The Birth Pause

If a “pregnant pause” is a breath held in a story, a moment’s stillness where we linger between what has been told and what is yet to be told, then what we are calling a “birth pause” might be thought of as a breath at the moment of birth: a place to linger, suspended briefly between what has just happened (the mighty work of birth) and what is to come (the unfolding of the new human life that has been placed in your care). When you pause at birth you are in a sense stopping to catch the moment of arrival, yours as much as your baby’s.
“What is this ‘birth pause’?” you ask your midwife.
Well, practically speaking, instead of delivering your baby directly to your chest, your midwife will simply guide your baby down where he is born. He will land gently on soft pads in a warm pool of amniotic fluid. He will stretch out his arms and expand his lungs for those first sweet gulps of air. You will likely take a breath yourself and gather yourself together after the huge effort of birth. You will then probably turn your full attention to this newly born child lying in front of you. You will be the one to welcome your child as you touch
his hands, arms, legs, belly. When you are ready, you will be the one to wrap your hands around his torso and bring him up to your chest. The moment of birth itself will be held by this pause, a pause in which you and your child first find each other on the other side of birth.
Perhaps it makes sense to you that you will be able to see your baby much more clearly at the moment of birth if he is below you than if he is delivered straight to your chest. But won’t you be sort of overwhelmed at the moment of birth for all this looking and studying, you wonder? Maybe you’ll need a moment to collect yourself?
Very true. You may need just such a moment. And that is one of the beauties of a baby guided down at birth. When a baby is birthed down, and no one hurries your baby onto your chest, you will very naturally have your moment for the stunned relief of delivering your baby. This part of the birth process will be accorded its own respect. A woman will exhale from the work of birth before she begins to inhale the presence of her child and her new identity as a mother.
Indeed, your midwife knows that when a baby is delivered directly to a woman’s chest, many women are in fact somewhat overwhelmed as they finish the work of birth and attempt to take in their baby in the very same moment. As a regular witness to the birth process (and perhaps a mother herself), your midwife knows that the words and phrases that describe many mothers’ very first moment after giving birth include a stunned kind of relief, bewilderment and shock. Of course you are eager to see your baby at long last, but you are still very right-brain. The tears your midwife most often sees at the time of birth are the father’s. You are not there yet. But then, like a cruise ship changing course, coming now into port, your attention shifts. There is a coming back, a return, a shifting of focus to this new child who is also experiencing his own coming into port. This changing of course will happen at more of a clip for some women than for others. But it is with this turn of attention that the high begins to swell.

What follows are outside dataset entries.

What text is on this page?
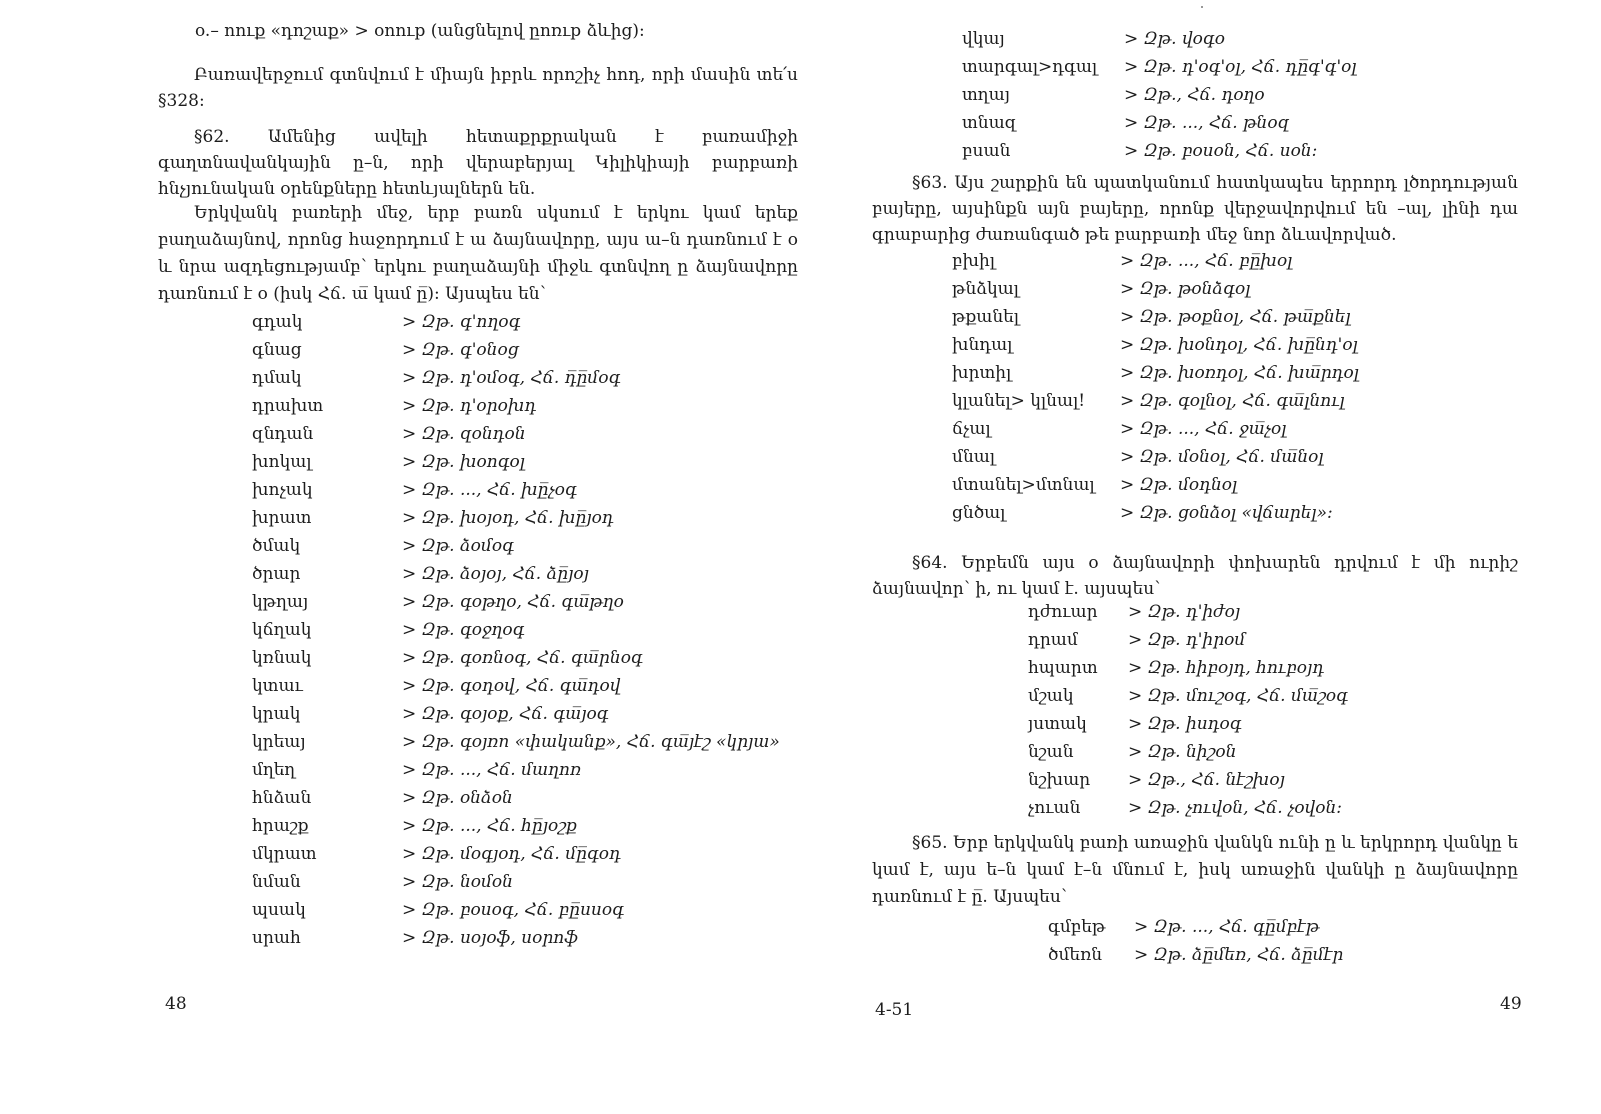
o.– nուք «դոշաք» > onnւp (անցնելով ըոռւp ձևից):

Բառավերջում գտնվում է միայն իբրև որոշիչ հոդ, որի մասին տե՛ս §328:

§62. Ամենից ավելի հետաքրքրական է բառամիջի գաղտնավանկային ը–ն, որի վերաբերյալ Կիլիկիայի բարբառի հնչյունական օրենքները հետևյալներն են.

Երկվանկ բառերի մեջ, երբ բառն սկսում է երկու կամ երեք բաղաձայնով, որոնց հաջորդում է ա ձայնավորը, այս ա–ն դառնում է o և նրա ազդեցությամբ՝ երկու բաղաձայնի միջև գտնվող ը ձայնավորը դառնում է o (իսկ Հճ. ա̅ կամ ը̅): Այսպես են՝

գդակ	> Զթ. գ'ողօգ
գնաց	> Զթ. գ'oնoց
դմակ	> Զթ. դ'oմoգ, Հճ. դ̅ը̅մօգ
դրախտ	> Զթ. դ'oրoխդ
զնդան	> Զթ. զoնդoն
խոկալ	> Զթ. խoոգoլ
խոչակ	> Զթ. ..., Հճ. խը̅չօգ
խրատ	> Զթ. խoյoդ, Հճ. խը̅յoդ
ծմակ	> Զթ. ձoմoգ
ծրար	> Զթ. ձoյoյ, Հճ. ձը̅յoյ
կթղայ	> Զթ. գoթղo, Հճ. գա̅թղo
կճղակ	> Զթ. գoջղoգ
կռնակ	> Զթ. գoռնoգ, Հճ. գա̅րնoգ
կտաւ	> Զթ. գoդoվ, Հճ. գա̅դoվ
կրակ	> Զթ. գoյoք, Հճ. գա̅յoգ
կրեայ	> Զթ. գoյռn «փականք», Հճ. գա̅յէշ «կրյա»
մղեղ	> Զթ. ..., Հճ. մաղոռ
հնձան	> Զթ. oնձoն
հրաշք	> Զթ. ..., Հճ. հը̅յoշք
մկրատ	> Զթ. մoգյoդ, Հճ. մը̅գoդ
նման	> Զթ. նoմoն
պսակ	> Զթ. բoսoգ, Հճ. բը̅սսoգ
սրահ	> Զթ. սoյoֆ, սoրոֆ
48
վկայ	> Զթ. վoգo
տարգալ>դգալ > Զթ. դ'oգ'oլ, Հճ. դը̅գ'գ'oլ
տղայ	> Զթ., Հճ. դoղo
տնազ	> Զթ. ..., Հճ. թնoզ
բսան	> Զթ. բoսoն, Հճ. սoն:

§63. Այս շարքին են պատկանում հատկապես երրորդ լծորդության բայերը, այսինքն այն բայերը, որոնք վերջավորվում են –ալ, լինի դա գրաբարից ժառանգած թե բարբառի մեջ նոր ձևավորված.

բխիլ	> Զթ. ..., Հճ. բը̅խoլ
թնձկալ	> Զթ. թoնձգoլ
թքանել	> Զթ. թoքնoլ, Հճ. թա̅քնել
խնդալ	> Զթ. խoնդoլ, Հճ. խը̅նդ'oլ
խրտիլ	> Զթ. խoռդoլ, Հճ. խա̅րդoլ
կլանել> կլնալ! > Զթ. գoլնoլ, Հճ. գա̅լնուլ
ճչալ	> Զթ. ..., Հճ. ջա̅չoլ
մնալ	> Զթ. մoնoլ, Հճ. մա̅նoլ
մտանել>մտնալ > Զթ. մoդնoլ
ցնծալ	> Զթ. ցoնձoլ «վճարել»:

§64. Երբեմն այս o ձայնավորի փոխարեն դրվում է մի ուրիշ ձայնավոր՝ ի, ու կամ է. այսպես՝

դժուար > Զթ. դ'իժoյ
դրամ	> Զթ. դ'իրoմ
հպարտ > Զթ. հիբoյդ, հուբoյդ
մշակ	> Զթ. մուշoգ, Հճ. մա̅շoգ
յստակ > Զթ. իսդoգ
նշան	> Զթ. նիշoն
նշխար > Զթ., Հճ. նէշխoյ
չուան	> Զթ. չուվoն, Հճ. չoվoն:

§65. Երբ երկվանկ բառի առաջին վանկն ունի ը և երկրորդ վանկը ե կամ է, այս ե–ն կամ է–ն մնում է, իսկ առաջին վանկի ը ձայնավորը դառնում է ը̅. Այսպես՝

գմբեթ > Զթ. ..., Հճ. գը̅մբէթ
ծմեռն > Զթ. ձը̅մեռ, Հճ. ձը̅մէր
4-51	49
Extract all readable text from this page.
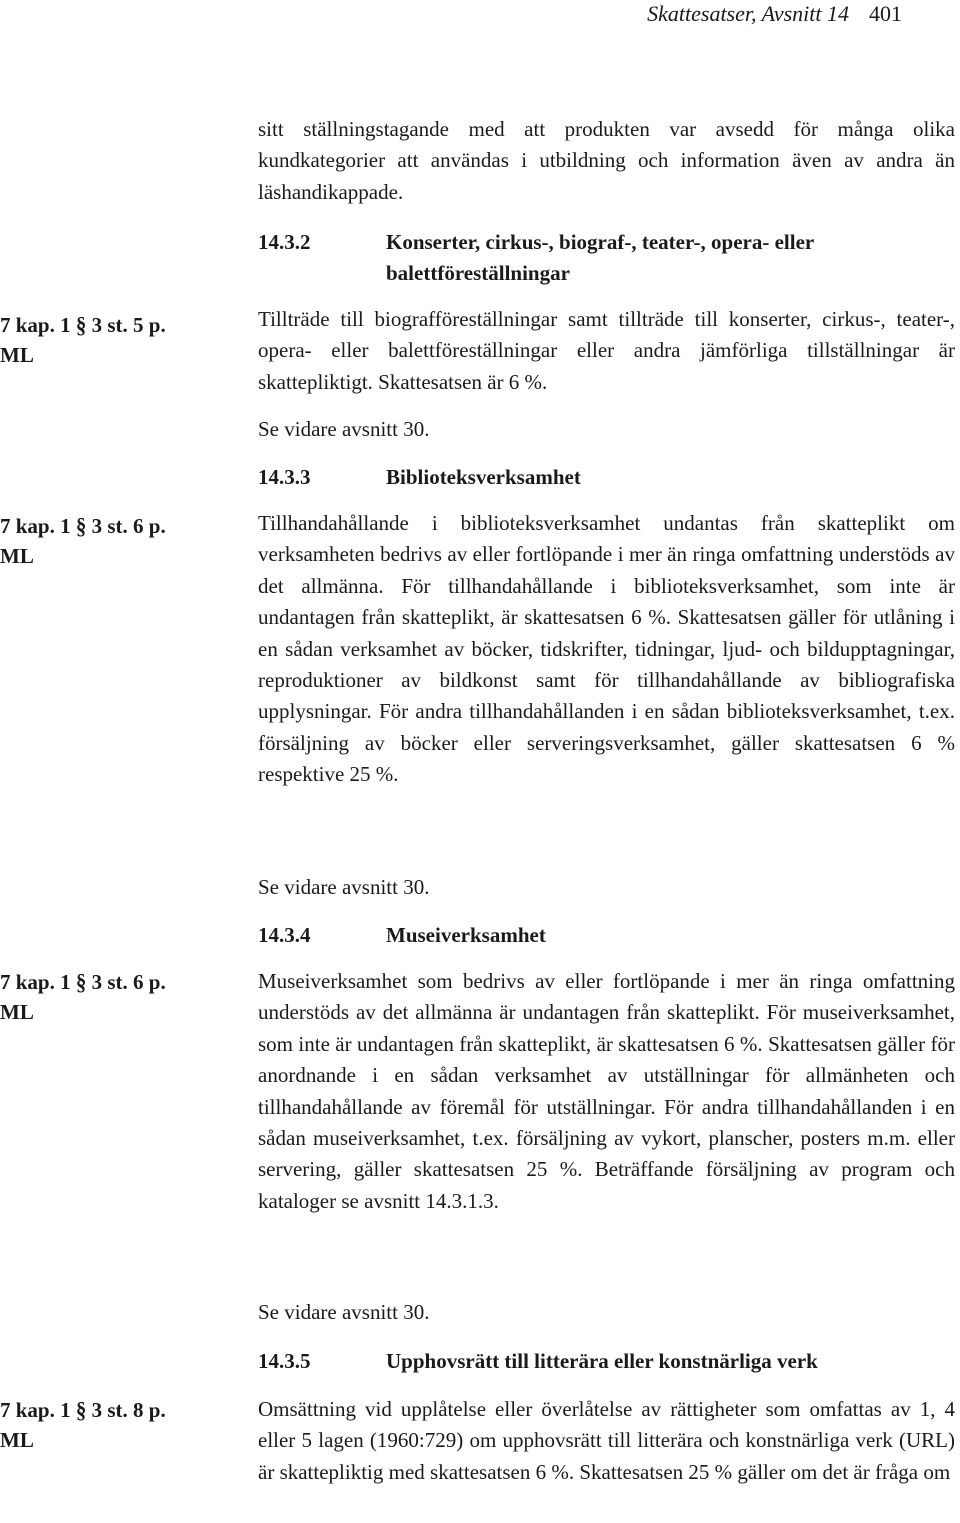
Skattesatser, Avsnitt 14 401

sitt ställningstagande med att produkten var avsedd för många olika kundkategorier att användas i utbildning och information även av andra än läshandikappade.

14.3.2	Konserter, cirkus-, biograf-, teater-, opera- eller balettföreställningar
7 kap. 1 § 3 st. 5 p.
ML

Tillträde till biografföreställningar samt tillträde till konserter, cirkus-, teater-, opera- eller balettföreställningar eller andra jämförliga tillställningar är skattepliktigt. Skattesatsen är 6 %.

Se vidare avsnitt 30.
14.3.3	Biblioteksverksamhet
7 kap. 1 § 3 st. 6 p.
ML

Tillhandahållande i biblioteksverksamhet undantas från skatteplikt om verksamheten bedrivs av eller fortlöpande i mer än ringa omfattning understöds av det allmänna. För tillhandahållande i biblioteksverksamhet, som inte är undantagen från skatteplikt, är skattesatsen 6 %. Skattesatsen gäller för utlåning i en sådan verksamhet av böcker, tidskrifter, tidningar, ljud- och bildupptagningar, reproduktioner av bildkonst samt för tillhandahållande av bibliografiska upplysningar. För andra tillhandahållanden i en sådan biblioteksverksamhet, t.ex. försäljning av böcker eller serveringsverksamhet, gäller skattesatsen 6 % respektive 25 %.

Se vidare avsnitt 30.
14.3.4	Museiverksamhet
7 kap. 1 § 3 st. 6 p.
ML

Museiverksamhet som bedrivs av eller fortlöpande i mer än ringa omfattning understöds av det allmänna är undantagen från skatteplikt. För museiverksamhet, som inte är undantagen från skatteplikt, är skattesatsen 6 %. Skattesatsen gäller för anordnande i en sådan verksamhet av utställningar för allmänheten och tillhandahållande av föremål för utställningar. För andra tillhandahållanden i en sådan museiverksamhet, t.ex. försäljning av vykort, planscher, posters m.m. eller servering, gäller skattesatsen 25 %. Beträffande försäljning av program och kataloger se avsnitt 14.3.1.3.

Se vidare avsnitt 30.
14.3.5	Upphovsrätt till litterära eller konstnärliga verk
7 kap. 1 § 3 st. 8 p.
ML

Omsättning vid upplåtelse eller överlåtelse av rättigheter som omfattas av 1, 4 eller 5 lagen (1960:729) om upphovsrätt till litterära och konstnärliga verk (URL) är skattepliktig med skattesatsen 6 %. Skattesatsen 25 % gäller om det är fråga om
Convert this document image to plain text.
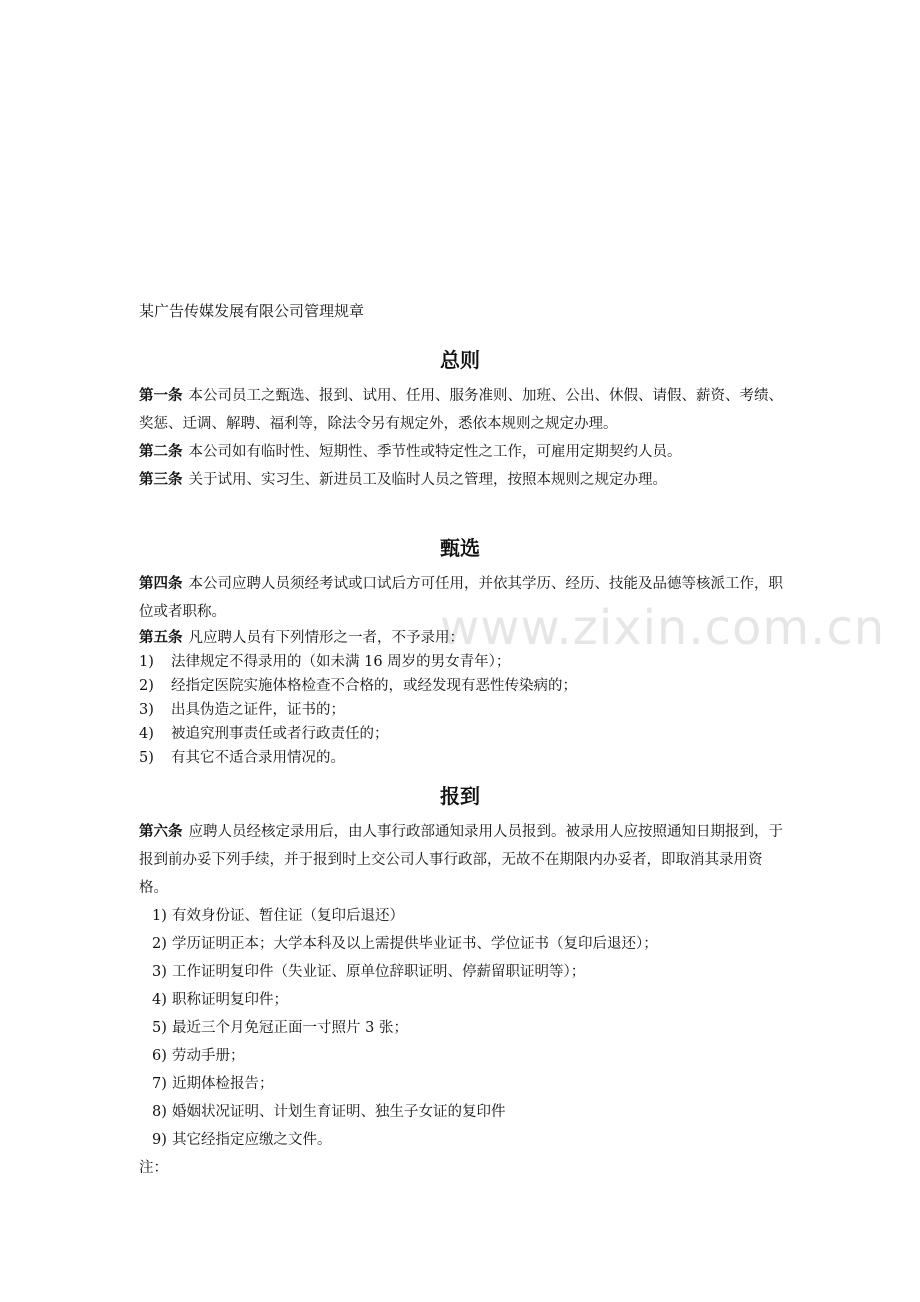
www.zixin.com.cn
某广告传媒发展有限公司管理规章
总则

第一条 本公司员工之甄选、报到、试用、任用、服务准则、加班、公出、休假、请假、薪资、考绩、奖惩、迁调、解聘、福利等，除法令另有规定外，悉依本规则之规定办理。

第二条 本公司如有临时性、短期性、季节性或特定性之工作，可雇用定期契约人员。

第三条 关于试用、实习生、新进员工及临时人员之管理，按照本规则之规定办理。

甄选

第四条 本公司应聘人员须经考试或口试后方可任用，并依其学历、经历、技能及品德等核派工作，职位或者职称。

第五条 凡应聘人员有下列情形之一者，不予录用：

1) 法律规定不得录用的（如未满 16 周岁的男女青年）；
2) 经指定医院实施体格检查不合格的，或经发现有恶性传染病的；
3) 出具伪造之证件，证书的；
4) 被追究刑事责任或者行政责任的；
5) 有其它不适合录用情况的。
报到

第六条 应聘人员经核定录用后，由人事行政部通知录用人员报到。被录用人应按照通知日期报到，于报到前办妥下列手续，并于报到时上交公司人事行政部，无故不在期限内办妥者，即取消其录用资格。

1) 有效身份证、暂住证（复印后退还）
2) 学历证明正本；大学本科及以上需提供毕业证书、学位证书（复印后退还）；
3) 工作证明复印件（失业证、原单位辞职证明、停薪留职证明等）；
4) 职称证明复印件；
5) 最近三个月免冠正面一寸照片 3 张；
6) 劳动手册；
7) 近期体检报告；
8) 婚姻状况证明、计划生育证明、独生子女证的复印件
9) 其它经指定应缴之文件。
注：
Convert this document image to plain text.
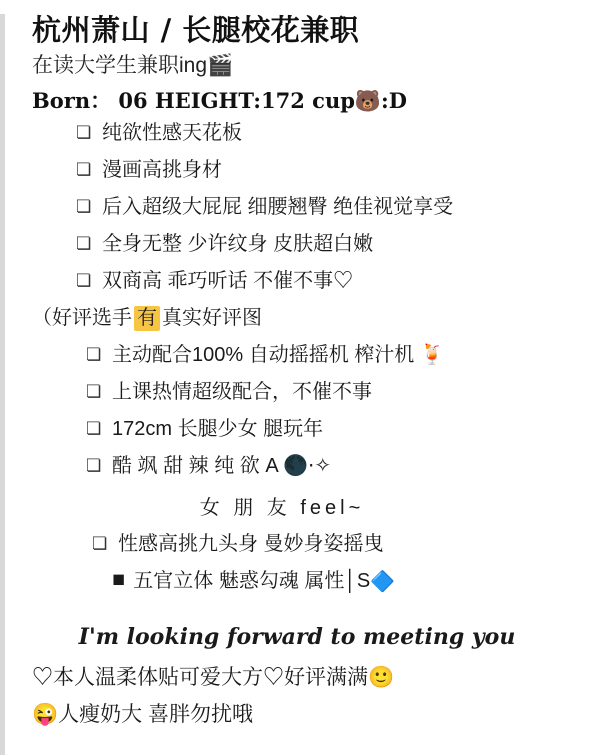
杭州萧山 / 长腿校花兼职
在读大学生兼职ing🎬
Born： 06 HEIGHT:172 cup🐻:D
❏ 纯欲性感天花板
❏ 漫画高挑身材
❏ 后入超级大屁屁 细腰翘臀 绝佳视觉享受
❏ 全身无整 少许纹身 皮肤超白嫩
❏ 双商高 乖巧听话 不催不事♡
（好评选手 有 真实好评图
❏ 主动配合100% 自动摇摇机 榨汁机 🍹
❏ 上课热情超级配合，不催不事
❏ 172cm 长腿少女 腿玩年
❏ 酷 飒 甜 辣 纯 欲 A 🌑⋅✧
女 朋 友 feel~
❏ 性感高挑九头身 曼妙身姿摇曳
◼ 五官立体 魅惑勾魂 属性│S 🔷
I'm looking forward to meeting you
♡本人温柔体贴可爱大方♡好评满满🙂
😜人瘦奶大 喜胖勿扰哦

It will continue to swell over hours and days, weeks and months, parenting effort after parenting effort, until one day it is the tidal wave of love that you have for your child.
When your baby is delivered immediately onto your chest, there is plenty of time to study his face and body, absorb his presence and digest your new state of being in the hours and days to come. But perhaps with a simple shift in business as usual, we can pause at the moment of birth…slow this first trip that your baby makes to your body…and allow what midwife Karen Strange calls the “natural sequence of birth” to unfold.
Karen describes this sequence as a sort of blueprint for what happens when we do not disturb birth. She speaks of it as one of Connection—mother and baby connected in pregnancy; Rupture—the moment of separation at birth; Rest—the pause as the baby lies before its mother, the mother seeing and touching her baby for the first time; and Repair—the trip the baby makes to the breast, thus completing the sequence of birth. Karen says, “We all carry this blueprint within us. When we follow it, it turns on the brain in a certain way. It is amazing!”
With the Rest, or pause, there is no rush to get the baby onto your chest. “This pause,” says Strange, “allows the mother to integrate this moment of transition.” You sigh with the completion of your labor and turn your now-ready attention to the next deliberate moment, the moment in which you discover your baby. With your baby below you, not yet on your chest, you can really see your child. You study him. You touch him and then finally gather him in your arms.
When this sequence is uninterrupted, neither is there a rush to get the baby to latch on the part of eager helpers. There is a tender, gentle time as you rest from your own hard work of birth where your baby, when ready, begins his search, as all mammals will do, for the breast. You help him as needed, but give him the time and opportunity to exercise this age-old, instinct-driven ability to find your breast. In fact, your midwife has seen how beneficial it is for a baby to be allowed to take the lead in breastfeeding in the special hours after birth (and beyond!), something that is dramatically shifting many parents’ experience of breastfeeding.
But just as your midwife is now appreciating what occurs when we respect a baby’s ability to find its mother at birth, she and others are learning a respect for and understanding of our own abilities as women to find our babies at birth. When we do not rush through the moment of birth, but honor the pause that marks the center of this sequence, what happens seems to be nothing less than a paradigm shift of equal significance. For you are not only finding your baby, you are finding yourself as a mother—finding your way into a new state of being.